Though sale and advertisement of tobacco products within 100 yards of a school is prohibited, violation is more a norm than an exception. The same will be the case with junk foods.
In a welcome step, the Food Safety and Standards Authority of India (FSSAI) has notified a draft regulation aimed at prohibiting the sale and advertisement of food rich in fat, sugar and salt to school children inside the school premises and within 50 metres around it. The draft notification comes in response to the 2015 order from the Delhi High Court directing the central agency to frame norms to promote healthy diets in schools.
In a two-pronged approach, besides prohibiting the sale of junk food, the FSSAI requires schools to simultaneously encourage and promote the sale of safe and balanced diet. In a bid to shield the children from consuming unhealthy food items and snacks, the FSSAI prohibits food companies that manufacture such items from advertising or offering for free such foods to children in school premises and within 50 metres of the campus.
To thwart the food companies from luring children to consume foods rich in fat, sugar and salt, the companies are prohibited from using their logos, brand names and product names even on books and other educational materials, as well as on school property such as buildings, buses, and athletic fields.
As a general guidance to provide wholesome food, the agency recommends the use of a combination of whole grains, milk, eggs, and millets; it also listed a set of general guidelines for selection of food products that can be offered in schools.

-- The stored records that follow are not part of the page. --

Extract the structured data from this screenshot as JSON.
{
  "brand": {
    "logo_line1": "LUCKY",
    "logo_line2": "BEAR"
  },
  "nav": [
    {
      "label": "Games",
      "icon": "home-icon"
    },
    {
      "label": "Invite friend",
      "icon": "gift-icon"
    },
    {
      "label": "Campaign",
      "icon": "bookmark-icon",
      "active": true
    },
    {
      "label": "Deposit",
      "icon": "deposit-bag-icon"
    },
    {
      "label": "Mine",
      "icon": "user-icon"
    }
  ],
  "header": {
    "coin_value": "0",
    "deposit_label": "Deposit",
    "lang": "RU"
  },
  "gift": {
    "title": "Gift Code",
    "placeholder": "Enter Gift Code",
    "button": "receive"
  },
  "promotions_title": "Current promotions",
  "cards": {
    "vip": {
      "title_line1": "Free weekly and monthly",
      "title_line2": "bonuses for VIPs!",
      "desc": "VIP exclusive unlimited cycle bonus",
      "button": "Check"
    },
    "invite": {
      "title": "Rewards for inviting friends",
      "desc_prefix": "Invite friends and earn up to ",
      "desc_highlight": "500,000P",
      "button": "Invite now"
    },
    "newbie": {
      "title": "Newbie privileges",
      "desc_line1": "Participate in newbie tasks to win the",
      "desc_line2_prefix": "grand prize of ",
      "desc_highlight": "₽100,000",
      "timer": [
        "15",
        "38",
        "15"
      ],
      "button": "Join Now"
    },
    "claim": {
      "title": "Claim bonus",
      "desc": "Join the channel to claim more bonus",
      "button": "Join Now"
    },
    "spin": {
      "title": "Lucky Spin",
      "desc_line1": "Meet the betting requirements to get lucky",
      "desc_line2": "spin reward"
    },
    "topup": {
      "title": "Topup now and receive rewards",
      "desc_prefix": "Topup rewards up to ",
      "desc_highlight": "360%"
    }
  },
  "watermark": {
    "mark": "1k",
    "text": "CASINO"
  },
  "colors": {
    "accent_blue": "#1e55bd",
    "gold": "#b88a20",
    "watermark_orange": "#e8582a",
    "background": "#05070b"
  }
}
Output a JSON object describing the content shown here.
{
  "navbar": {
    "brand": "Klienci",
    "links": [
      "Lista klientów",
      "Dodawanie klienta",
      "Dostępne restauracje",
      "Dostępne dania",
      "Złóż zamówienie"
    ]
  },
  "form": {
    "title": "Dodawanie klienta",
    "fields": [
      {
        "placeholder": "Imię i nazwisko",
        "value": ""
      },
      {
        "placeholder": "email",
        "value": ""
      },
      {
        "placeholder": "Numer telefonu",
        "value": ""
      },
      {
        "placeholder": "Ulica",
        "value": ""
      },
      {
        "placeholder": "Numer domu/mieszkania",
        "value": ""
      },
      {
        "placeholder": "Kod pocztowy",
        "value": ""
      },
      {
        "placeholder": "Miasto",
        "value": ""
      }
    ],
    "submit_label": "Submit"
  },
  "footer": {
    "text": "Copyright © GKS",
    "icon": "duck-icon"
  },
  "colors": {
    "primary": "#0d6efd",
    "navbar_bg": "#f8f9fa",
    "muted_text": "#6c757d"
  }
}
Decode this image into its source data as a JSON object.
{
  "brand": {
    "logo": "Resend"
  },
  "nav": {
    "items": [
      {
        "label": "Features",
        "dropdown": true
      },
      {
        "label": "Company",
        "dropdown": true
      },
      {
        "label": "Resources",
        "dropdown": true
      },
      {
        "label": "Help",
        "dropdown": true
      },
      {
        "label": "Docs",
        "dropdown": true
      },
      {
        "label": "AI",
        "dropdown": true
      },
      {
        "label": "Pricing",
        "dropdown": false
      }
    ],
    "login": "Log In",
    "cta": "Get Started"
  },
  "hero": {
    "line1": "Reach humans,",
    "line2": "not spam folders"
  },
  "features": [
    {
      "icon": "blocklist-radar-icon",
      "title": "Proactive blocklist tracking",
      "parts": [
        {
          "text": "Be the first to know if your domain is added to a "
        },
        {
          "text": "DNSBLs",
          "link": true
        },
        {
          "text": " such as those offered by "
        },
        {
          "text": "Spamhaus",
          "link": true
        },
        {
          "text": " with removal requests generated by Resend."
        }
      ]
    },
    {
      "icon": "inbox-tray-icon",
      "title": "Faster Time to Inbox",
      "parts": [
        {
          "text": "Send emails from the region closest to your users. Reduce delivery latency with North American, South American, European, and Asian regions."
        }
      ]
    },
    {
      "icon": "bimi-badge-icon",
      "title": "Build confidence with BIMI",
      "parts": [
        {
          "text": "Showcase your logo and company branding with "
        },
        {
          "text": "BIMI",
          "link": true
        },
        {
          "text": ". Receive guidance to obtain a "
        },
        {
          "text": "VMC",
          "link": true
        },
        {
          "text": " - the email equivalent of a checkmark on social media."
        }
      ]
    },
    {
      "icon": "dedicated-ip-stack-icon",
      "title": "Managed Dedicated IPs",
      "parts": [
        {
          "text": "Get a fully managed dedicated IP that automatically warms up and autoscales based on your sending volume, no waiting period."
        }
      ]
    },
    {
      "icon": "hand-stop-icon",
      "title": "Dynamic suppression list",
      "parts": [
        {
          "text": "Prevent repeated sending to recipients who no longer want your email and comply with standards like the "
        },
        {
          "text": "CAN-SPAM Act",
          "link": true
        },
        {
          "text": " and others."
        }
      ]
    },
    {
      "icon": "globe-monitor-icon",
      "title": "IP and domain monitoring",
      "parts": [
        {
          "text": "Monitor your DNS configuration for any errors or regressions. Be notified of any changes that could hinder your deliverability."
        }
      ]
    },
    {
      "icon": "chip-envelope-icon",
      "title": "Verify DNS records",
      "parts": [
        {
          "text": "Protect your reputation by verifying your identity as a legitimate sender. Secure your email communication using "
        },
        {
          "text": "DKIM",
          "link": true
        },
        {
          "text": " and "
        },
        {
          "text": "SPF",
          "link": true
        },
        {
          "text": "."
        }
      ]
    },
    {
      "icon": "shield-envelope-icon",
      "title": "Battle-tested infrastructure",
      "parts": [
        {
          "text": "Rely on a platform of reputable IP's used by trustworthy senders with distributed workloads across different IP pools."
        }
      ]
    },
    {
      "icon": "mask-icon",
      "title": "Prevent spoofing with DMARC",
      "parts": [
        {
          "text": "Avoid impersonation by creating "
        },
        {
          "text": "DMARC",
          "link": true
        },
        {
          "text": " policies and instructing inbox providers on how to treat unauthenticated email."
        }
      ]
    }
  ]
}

Even as malnutrition accounted for over seven lakh (68%) deaths in children under the age of five years in 2017 in India, there is a rising level of obesity in school children in many States and cities in India. According to a July 2017 study, with 14.4 million, India had the second most number of obese children among 195 countries. A recent study found 23 States have child overweight prevalence more than the national average, with six States having a prevalence of over 20%. Several studies have shown how consumption of western diet affects the composition and diversity of gut bacteria and sets the stage for many metabolic diseases.
Hence, any attempt to reduce and discourage the intake of unhealthy foods, which is a major cause of unhealthy weight gain in children, should be wholeheartedly welcomed. While the intent is noble, the challenge will be in enforcement, particularly in preventing the sale and promotion of unhealthy food near school premises. For instance, despite the sale and advertisement of tobacco products within 100 yards of a school being prohibited, violation is more a norm than an exception. Shops that sell tobacco products very often also sell many of the packaged unhealthy foods that the FSSAI now wants to ban.
The onus of inculcating healthy eating habits starts at home and parents cannot shirk responsibility. Besides taking steps to reduce the intake of unhealthy food, both schools and parents should ensure children get adequate physical activity every day, which is increasingly being neglected for various reasons. It’s a combination of healthy food and physical activity that will go a long way in raising healthier children.